Fin*_*One 3 message-queue apache-kafka kafka-consumer-api kafka-producer-api apache-zookeeper
我有3个节点(nodes0,node1,node2)具有复制因子2的Kafka集群(broker0,broker1,broker2)和Zookeeper(使用Kafka tar打包的zookeeper)在不同的节点(node 4)上运行。
在启动zookeper之后,我又启动了代理0,然后启动了其余节点。在代理0日志中可以看到它正在读取__consumer_offsets,似乎它们存储在代理0中。以下是示例日志:
卡夫卡版本:kafka_2.10-0.10.2.0
2017-06-30 10:50:47,381] INFO [GroupCoordinator 0]: Loading group metadata for console-consumer-85124 with generation 2 (kafka.coordinator.GroupCoordinator)
[2017-06-30 10:50:47,382] INFO [Group Metadata Manager on Broker 0]: Finished loading offsets from __consumer_offsets-41 in 23 milliseconds. (kafka.coordinator.GroupMetadataManager)
[2017-06-30 10:50:47,382] INFO [Group Metadata Manager on Broker 0]: Loading offsets and group metadata from __consumer_offsets-44 (kafka.coordinator.GroupMetadataManager)
[2017-06-30 10:50:47,387] INFO [Group Metadata Manager on Broker 0]: Finished loading offsets from __consumer_offsets-44 in 5 milliseconds. (kafka.coordinator.GroupMetadataManager)
[2017-06-30 10:50:47,387] INFO [Group Metadata Manager on Broker 0]: Loading offsets and group metadata from __consumer_offsets-47 (kafka.coordinator.GroupMetadataManager)
[2017-06-30 10:50:47,398] INFO [Group Metadata Manager on Broker 0]: Finished loading offsets from __consumer_offsets-47 in 11 milliseconds. (kafka.coordinator.GroupMetadataManager)
[2017-06-30 10:50:47,398] INFO [Group Metadata Manager on Broker 0]: Loading offsets and group metadata from __consumer_offsets-1 (kafka.coordinator.GroupMetadataManager)
Run Code Online (Sandbox Code Playgroud)
另外,我可以在同一代理0日志中看到GroupCoordinator消息。
[2017-06-30 14:35:22,874] INFO [GroupCoordinator 0]: Preparing to restabilize group console-consumer-34472 with old generation 1 (kafka.coordinator.GroupCoordinator)

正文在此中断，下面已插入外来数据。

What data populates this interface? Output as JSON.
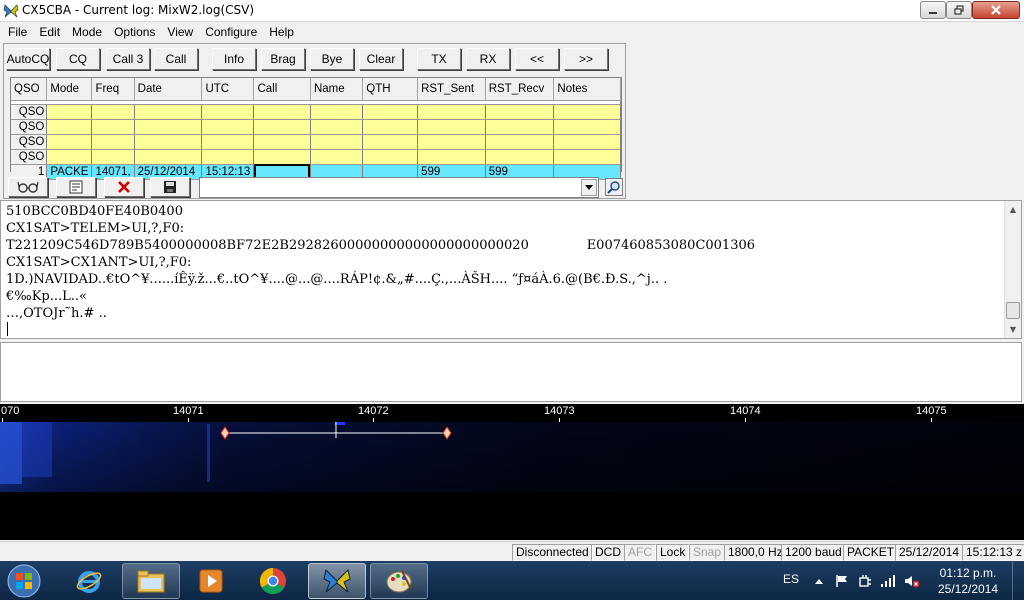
{
  "window": {
    "title": "CX5CBA - Current log: MixW2.log(CSV)"
  },
  "menu": [
    "File",
    "Edit",
    "Mode",
    "Options",
    "View",
    "Configure",
    "Help"
  ],
  "toolbar": {
    "autocq": "AutoCQ",
    "cq": "CQ",
    "call3": "Call 3",
    "call": "Call",
    "info": "Info",
    "brag": "Brag",
    "bye": "Bye",
    "clear": "Clear",
    "tx": "TX",
    "rx": "RX",
    "prev": "<<",
    "next": ">>"
  },
  "log_table": {
    "columns": [
      "QSO",
      "Mode",
      "Freq",
      "Date",
      "UTC",
      "Call",
      "Name",
      "QTH",
      "RST_Sent",
      "RST_Recv",
      "Notes"
    ],
    "empty_rows": [
      "QSO",
      "QSO",
      "QSO",
      "QSO"
    ],
    "active_row": {
      "num": "1",
      "mode": "PACKE",
      "freq": "14071,",
      "date": "25/12/2014",
      "utc": "15:12:13",
      "call": "",
      "name": "",
      "qth": "",
      "rst_sent": "599",
      "rst_recv": "599",
      "notes": ""
    }
  },
  "icons": {
    "glasses": "glasses-icon",
    "form": "form-icon",
    "delete": "delete-icon",
    "save": "save-icon",
    "lookup": "lookup-icon"
  },
  "callsign_combo": {
    "value": ""
  },
  "rx_lines": [
    "510BCC0BD40FE40B0400",
    "CX1SAT>TELEM>UI,?,F0:",
    "T221209C546D789B5400000008BF72E2B29282600000000000000000000020              E007460853080C001306",
    "CX1SAT>CX1ANT>UI,?,F0:",
    "1D.)NAVIDAD..€tO^¥......íÊÿ.ž...€..tO^¥....@...@....RÁP!¢.&„#....Ç.,...ÀŠH.... “ƒ¤áÀ.6.@(B€.Ð.S.,^j.. .",
    "€‰Kp...L..«",
    "…,OTOJr˜h.# .."
  ],
  "waterfall": {
    "freq_labels": [
      "070",
      "14071",
      "14072",
      "14073",
      "14074",
      "14075"
    ]
  },
  "status": {
    "connection": "Disconnected",
    "dcd": "DCD",
    "afc": "AFC",
    "lock": "Lock",
    "snap": "Snap",
    "audio_freq": "1800,0 Hz",
    "baud": "1200 baud",
    "mode": "PACKET",
    "date": "25/12/2014",
    "time": "15:12:13 z"
  },
  "taskbar": {
    "lang": "ES",
    "clock_time": "01:12 p.m.",
    "clock_date": "25/12/2014"
  },
  "colors": {
    "grid_empty": "#ffff99",
    "grid_active": "#66e6ff",
    "waterfall_bg": "#000000",
    "taskbar": "#1d3d63"
  }
}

[2017-06-30 14:35:22,877] INFO [GroupCoordinator 0]: Group console-consumer-34472 with generation 2 is now empty (kafka.coordinator.GroupCoordinator)

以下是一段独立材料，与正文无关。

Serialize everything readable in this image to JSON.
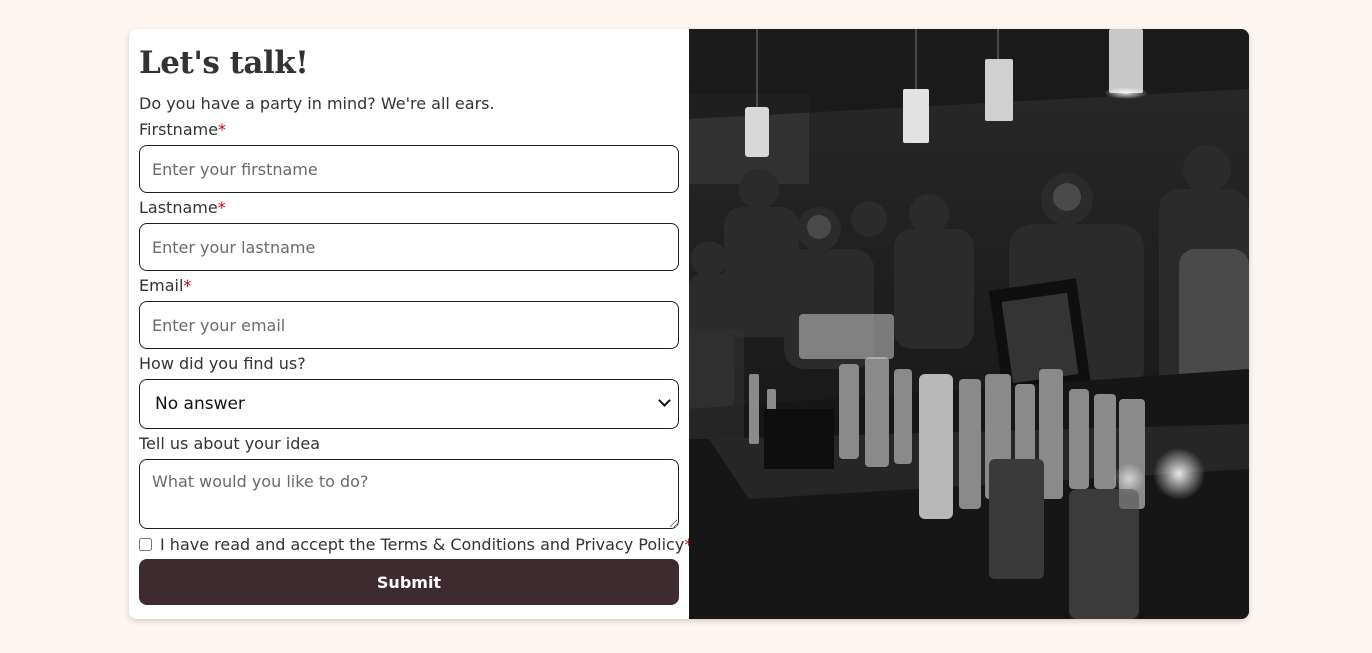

[2017-06-30 14:35:25,946] INFO [GroupCoordinator 0]: Preparing to restabilize group console-consumer-6612 with old generation 1 (kafka.coordinator.GroupCoordinator)
[2017-06-30 14:35:25,946] INFO [GroupCoordinator 0]: Group console-consumer-6612 with generation 2 is now empty (kafka.coordinator.GroupCoordinator)
[2017-06-30 14:35:38,326] INFO [GroupCoordinator 0]: Preparing to restabilize group console-consumer-30165 with old generation 1 (kafka.coordinator.GroupCoordinator)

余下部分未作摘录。